Why do you procrastinate? What does your procrastination look like?
For most of us, most of the time, procrastination is just an avoidance or delay of the discomfort that one will incur by performing the task at hand. I don’t want to wash the dishes because I’m tired. So I procrastinate. I watch TV instead. I don’t want to clean the bathroom because it is nasty, and I get hot every time I clean the bathrooms. I procrastinate. I go swimming instead. I don’t want to struggle anymore with this piece that I’m writing. I procrastinate. I sweep the kitchen floor instead. I don’t want to fix dinner; I don’t even want to think about cooking dinner. I procrastinate. I play sudoku instead.
Let me tell ya’, I am a master procrastinator.
I have been noticing lately all of the unfinished projects that I have and all of the other ones that have not even made it from my brain to something you can actually see, feel or touch. I began to ask myself, what on earth is going on here? Why is it that I find so many things to do and so few of them to finish?
I really didn’t like the answer to my questions. I noticed that sometimes, most of the time, it wasn’t that I was just delaying the discomfort of the task; there was something much deeper that I was running from. Even though I didn’t like my answers, I’m going to share it with you anyway. Perhaps we could all benefit from looking deeper into what makes us procrastinate.
I noticed that when I procrastinate, what I’m really doing is delaying the Imperfect.
One of my many menacing issues in life is a constant struggle with perfectionism. Do I have any sisters out there? (no need for my real sisters to answer that question, we each came by it honestly, and just for the record, they are worse than me. Just kidding.)
My mind is very good at conjuring up all kinds of wonderful masterpieces, or if I can’t come up with any of my own, through pinterest and a plethora of other fabulous creative blogging women I have plenty of marvelous projects in my mind that are just waiting to be tackled.
The problem is, because I tend to be such a perfectionist, once I begin a job, sooner or later I start to notice that the final result is not going to be this perfect thing that I had envisioned. The next logical step then, in my mind, is to stop, drop and roll away.
Accepting the fact that I am imperfect and that everything I ever do is going to be imperfect is really hard. I fight this all of the time. I find that the best defense I have against imperfection is just to leave it incomplete. It is much easier to say, “it isn’t finished” than “it’s not perfect”.

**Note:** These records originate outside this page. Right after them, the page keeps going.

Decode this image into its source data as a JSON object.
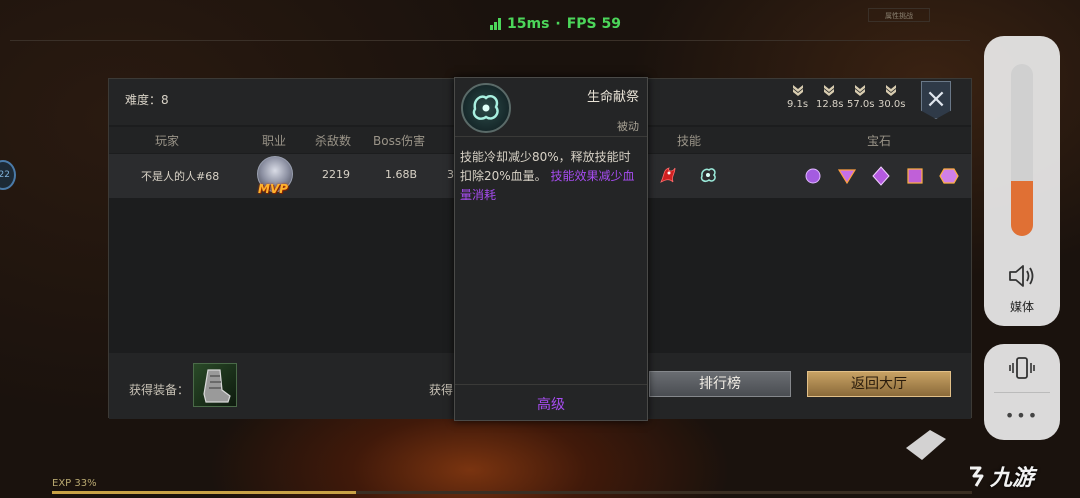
{
  "status": {
    "latency": "15ms",
    "separator": "·",
    "fps": "FPS 59"
  },
  "top_tab": {
    "label": "属性挑战"
  },
  "left_avatar": {
    "badge": "22"
  },
  "panel": {
    "difficulty": "难度：8",
    "rank_times": [
      "9.1s",
      "12.8s",
      "57.0s",
      "30.0s"
    ],
    "columns": [
      "玩家",
      "职业",
      "杀敌数",
      "Boss伤害",
      "技能",
      "宝石"
    ],
    "player": {
      "name": "不是人的人#68",
      "badge": "MVP",
      "kills": "2219",
      "boss_damage": "1.68B",
      "partial": "3"
    },
    "gems": [
      {
        "shape": "circle",
        "color": "#a45ce0"
      },
      {
        "shape": "triangle",
        "color": "#c670e8"
      },
      {
        "shape": "diamond",
        "color": "#b45ae0"
      },
      {
        "shape": "square",
        "color": "#c060d8"
      },
      {
        "shape": "hexagon",
        "color": "#d080e8"
      }
    ],
    "equip_label": "获得装备：",
    "obtain_label": "获得",
    "leaderboard_button": "排行榜",
    "lobby_button": "返回大厅"
  },
  "tooltip": {
    "name": "生命献祭",
    "type": "被动",
    "desc_main": "技能冷却减少80%，释放技能时扣除20%血量。",
    "desc_purple": "技能效果减少血量消耗",
    "grade": "高级"
  },
  "system": {
    "volume_level": 0.32,
    "media_label": "媒体",
    "more": "•••"
  },
  "exp": {
    "label": "EXP 33%",
    "fraction": 0.33
  },
  "watermark": "九游",
  "colors": {
    "accent_gold": "#c8a264",
    "purple": "#a64cf0",
    "fps_green": "#4cd65a",
    "volume_orange": "#e07034"
  }
}
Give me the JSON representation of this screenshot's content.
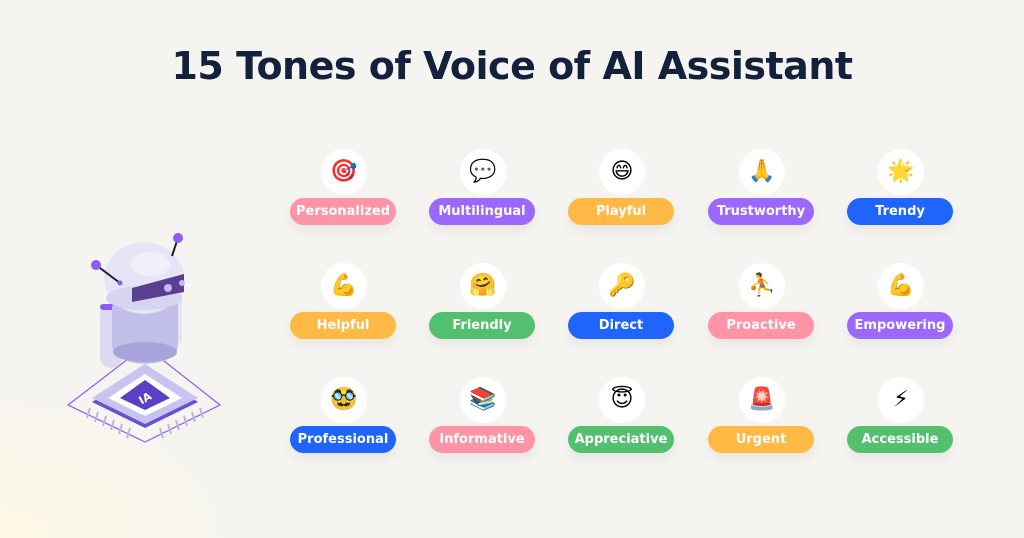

Don’t get me wrong, I am a firm believer in excellence in everything we do and giving the best we possibly can. But if we spend our lives trying to be perfect, we will never be able to enjoy the imperfect, which is pretty much everything, so we can’t enjoy life the way we were supposed to enjoy it. We skip from one unfinished project to another and all we have to show for it is frustration; Or if we do finish, discontentment instead of a sense of fulfillment and accomplishment.
Solomon in the midst of all his toiling wisely discovered this truth in Ecclesiastes 2:24.
Nothing is better for a man than that he should eat and drink, and that his soul should enjoy good in his labor. This also, I saw, was from the hand of God.
In a small nutshell, our work is a gift from God; our souls are to enjoy our work, not the end result. If the perfect end result is what we are aiming for, since it will always be imperfect we won’t be able to enjoy it.
Do your best; don’t put it off. Enjoy away in your good labor, it is, after all, “from the hand of God.” Offer it up to the Lord.
Then, delight yourself in his perfection.